I haven't said much about this, yet, but we are moving into our dream home in two weeks.  Thirteen days, actually.  Mark is keeping his job and telecommuting, and I will be starting my new job on June 25.  The house is at about 7,000 feet elevation, on 55 acres of land that abuts on the eastern side to BLM land.  That land is a stone's throw from Colorado National Monument, pictured below, an imaged I pulled off of Wikipedia.  Within the month, I will have photos from our own land to post.

Our new community comprises of 160 people.  My commute to Grand Junction is 35 minutes through the Monument, via a gorgeous stone-swept, meandering road to the city of 60,0000, which is 2,000 feet below where we will live.  (Do I sound like I'm bragging?  Sorry, I don't mean to.  I'm just excited.)
Picture
I've been de-cluttering and packing for the past three weeks.  Now that we are two weeks out, Mark and Chase have joined in.  The new house is almost 2,500 square feet (but I suspect they are counting garage??) and we live in 1,350 now.  Mostly, I want to de-stuff because I hate clutter.  I don't want to pack it; I don't want to move it.  And I have a wonky hip and lots of metal body parts, and frankly, I just need less crap in my life. 

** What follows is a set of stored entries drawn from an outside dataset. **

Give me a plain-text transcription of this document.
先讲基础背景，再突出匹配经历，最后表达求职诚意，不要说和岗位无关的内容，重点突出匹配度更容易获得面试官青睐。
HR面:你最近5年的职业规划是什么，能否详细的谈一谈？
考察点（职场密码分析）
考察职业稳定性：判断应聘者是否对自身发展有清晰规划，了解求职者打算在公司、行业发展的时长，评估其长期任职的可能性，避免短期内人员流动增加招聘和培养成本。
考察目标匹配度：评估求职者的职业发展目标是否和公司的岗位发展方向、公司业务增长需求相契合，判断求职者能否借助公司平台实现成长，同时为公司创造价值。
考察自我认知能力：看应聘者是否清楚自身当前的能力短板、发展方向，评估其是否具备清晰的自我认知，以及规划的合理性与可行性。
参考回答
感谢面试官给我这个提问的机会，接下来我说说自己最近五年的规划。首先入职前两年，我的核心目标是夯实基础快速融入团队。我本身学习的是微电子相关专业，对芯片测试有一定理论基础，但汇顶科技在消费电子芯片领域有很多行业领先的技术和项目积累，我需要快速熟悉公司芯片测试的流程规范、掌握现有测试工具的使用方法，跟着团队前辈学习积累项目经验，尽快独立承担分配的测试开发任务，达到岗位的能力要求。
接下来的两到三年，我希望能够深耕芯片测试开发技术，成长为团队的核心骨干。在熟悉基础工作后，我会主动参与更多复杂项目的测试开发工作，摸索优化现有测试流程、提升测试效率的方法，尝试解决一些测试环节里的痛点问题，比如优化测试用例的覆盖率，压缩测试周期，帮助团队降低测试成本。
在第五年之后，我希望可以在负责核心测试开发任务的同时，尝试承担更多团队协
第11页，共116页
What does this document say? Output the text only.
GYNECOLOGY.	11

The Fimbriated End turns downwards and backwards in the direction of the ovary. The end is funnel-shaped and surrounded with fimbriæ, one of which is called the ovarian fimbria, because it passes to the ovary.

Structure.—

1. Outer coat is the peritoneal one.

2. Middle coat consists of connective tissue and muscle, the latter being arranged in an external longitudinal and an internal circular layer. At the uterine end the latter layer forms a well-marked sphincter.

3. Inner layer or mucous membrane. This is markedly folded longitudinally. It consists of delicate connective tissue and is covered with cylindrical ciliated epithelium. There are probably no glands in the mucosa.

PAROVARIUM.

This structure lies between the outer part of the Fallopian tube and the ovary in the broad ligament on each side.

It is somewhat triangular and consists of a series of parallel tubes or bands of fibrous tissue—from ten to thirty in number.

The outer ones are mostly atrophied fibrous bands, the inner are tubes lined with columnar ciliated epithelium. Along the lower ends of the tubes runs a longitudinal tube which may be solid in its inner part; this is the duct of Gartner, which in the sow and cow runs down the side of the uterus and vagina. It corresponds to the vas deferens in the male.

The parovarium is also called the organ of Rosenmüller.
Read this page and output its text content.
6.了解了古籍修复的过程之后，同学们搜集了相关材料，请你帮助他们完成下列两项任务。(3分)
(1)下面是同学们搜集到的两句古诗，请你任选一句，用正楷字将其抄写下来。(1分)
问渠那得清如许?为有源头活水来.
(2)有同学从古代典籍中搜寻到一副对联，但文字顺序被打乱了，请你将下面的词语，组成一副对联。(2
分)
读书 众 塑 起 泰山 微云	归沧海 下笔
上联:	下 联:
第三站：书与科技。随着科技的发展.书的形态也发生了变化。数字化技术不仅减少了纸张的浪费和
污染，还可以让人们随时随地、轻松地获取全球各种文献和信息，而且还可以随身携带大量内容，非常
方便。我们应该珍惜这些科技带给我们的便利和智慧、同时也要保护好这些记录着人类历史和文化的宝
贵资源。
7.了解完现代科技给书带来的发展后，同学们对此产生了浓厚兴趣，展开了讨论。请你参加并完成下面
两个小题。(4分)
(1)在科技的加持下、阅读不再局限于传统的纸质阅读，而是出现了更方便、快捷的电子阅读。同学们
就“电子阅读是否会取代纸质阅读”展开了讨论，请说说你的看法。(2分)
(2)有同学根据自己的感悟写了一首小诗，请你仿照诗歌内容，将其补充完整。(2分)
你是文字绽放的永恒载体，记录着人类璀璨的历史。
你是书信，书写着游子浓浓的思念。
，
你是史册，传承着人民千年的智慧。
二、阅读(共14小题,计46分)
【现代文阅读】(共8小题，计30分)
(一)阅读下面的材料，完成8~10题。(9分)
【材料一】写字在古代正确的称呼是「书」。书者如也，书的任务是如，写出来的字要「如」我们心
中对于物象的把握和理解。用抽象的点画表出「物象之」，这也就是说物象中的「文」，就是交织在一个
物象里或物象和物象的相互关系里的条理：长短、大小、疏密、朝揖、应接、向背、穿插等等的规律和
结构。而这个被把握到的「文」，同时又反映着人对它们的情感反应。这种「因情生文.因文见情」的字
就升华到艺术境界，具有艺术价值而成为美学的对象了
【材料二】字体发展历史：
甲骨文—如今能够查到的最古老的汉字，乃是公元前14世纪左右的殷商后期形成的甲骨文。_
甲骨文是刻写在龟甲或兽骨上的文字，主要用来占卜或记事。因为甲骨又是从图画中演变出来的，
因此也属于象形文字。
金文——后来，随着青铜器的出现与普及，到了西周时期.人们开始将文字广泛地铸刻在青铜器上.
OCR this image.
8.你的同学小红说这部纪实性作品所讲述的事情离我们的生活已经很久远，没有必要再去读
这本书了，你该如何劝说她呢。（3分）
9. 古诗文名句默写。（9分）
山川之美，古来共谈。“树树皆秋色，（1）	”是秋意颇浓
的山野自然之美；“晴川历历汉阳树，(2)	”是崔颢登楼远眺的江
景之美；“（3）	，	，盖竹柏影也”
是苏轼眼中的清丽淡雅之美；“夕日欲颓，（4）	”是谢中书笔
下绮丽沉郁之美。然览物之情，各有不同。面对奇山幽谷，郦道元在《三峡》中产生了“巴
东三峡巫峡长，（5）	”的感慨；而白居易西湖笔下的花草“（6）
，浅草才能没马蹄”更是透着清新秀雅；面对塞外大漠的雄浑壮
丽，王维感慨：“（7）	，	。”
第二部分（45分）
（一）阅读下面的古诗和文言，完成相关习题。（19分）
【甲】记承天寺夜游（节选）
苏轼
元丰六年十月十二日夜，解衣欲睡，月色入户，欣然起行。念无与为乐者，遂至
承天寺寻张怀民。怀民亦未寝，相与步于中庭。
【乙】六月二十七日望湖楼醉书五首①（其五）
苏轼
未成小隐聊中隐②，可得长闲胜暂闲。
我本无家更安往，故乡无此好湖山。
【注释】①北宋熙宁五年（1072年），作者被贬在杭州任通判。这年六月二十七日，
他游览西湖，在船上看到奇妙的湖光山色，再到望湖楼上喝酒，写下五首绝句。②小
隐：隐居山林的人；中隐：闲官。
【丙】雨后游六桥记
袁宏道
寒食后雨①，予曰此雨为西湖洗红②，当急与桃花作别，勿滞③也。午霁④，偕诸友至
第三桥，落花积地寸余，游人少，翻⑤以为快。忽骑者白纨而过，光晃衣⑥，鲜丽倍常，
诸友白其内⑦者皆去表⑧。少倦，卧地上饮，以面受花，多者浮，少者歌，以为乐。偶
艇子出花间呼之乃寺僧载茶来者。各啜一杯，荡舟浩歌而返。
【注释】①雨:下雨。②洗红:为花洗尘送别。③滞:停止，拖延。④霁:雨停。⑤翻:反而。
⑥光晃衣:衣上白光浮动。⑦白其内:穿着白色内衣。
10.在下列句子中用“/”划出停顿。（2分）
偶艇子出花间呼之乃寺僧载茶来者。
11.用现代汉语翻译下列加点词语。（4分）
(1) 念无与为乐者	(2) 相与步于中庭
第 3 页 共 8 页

Chase is actually more like me in that way.  You could get rid of 90% of the stuff in his room, and he'd be fine.  He's not like me in that he is motivated to *clean* at all, but when I asked him to thin his books, he did so very easily.  When we give him trash bags for his room, he will have a much easier time with parting with stuff than his father will parting with his stuff.  I think that's true of most parents, though.  That includes me, because the first thing I asked him is what books he wants to preserve.  (Because I preserve books.)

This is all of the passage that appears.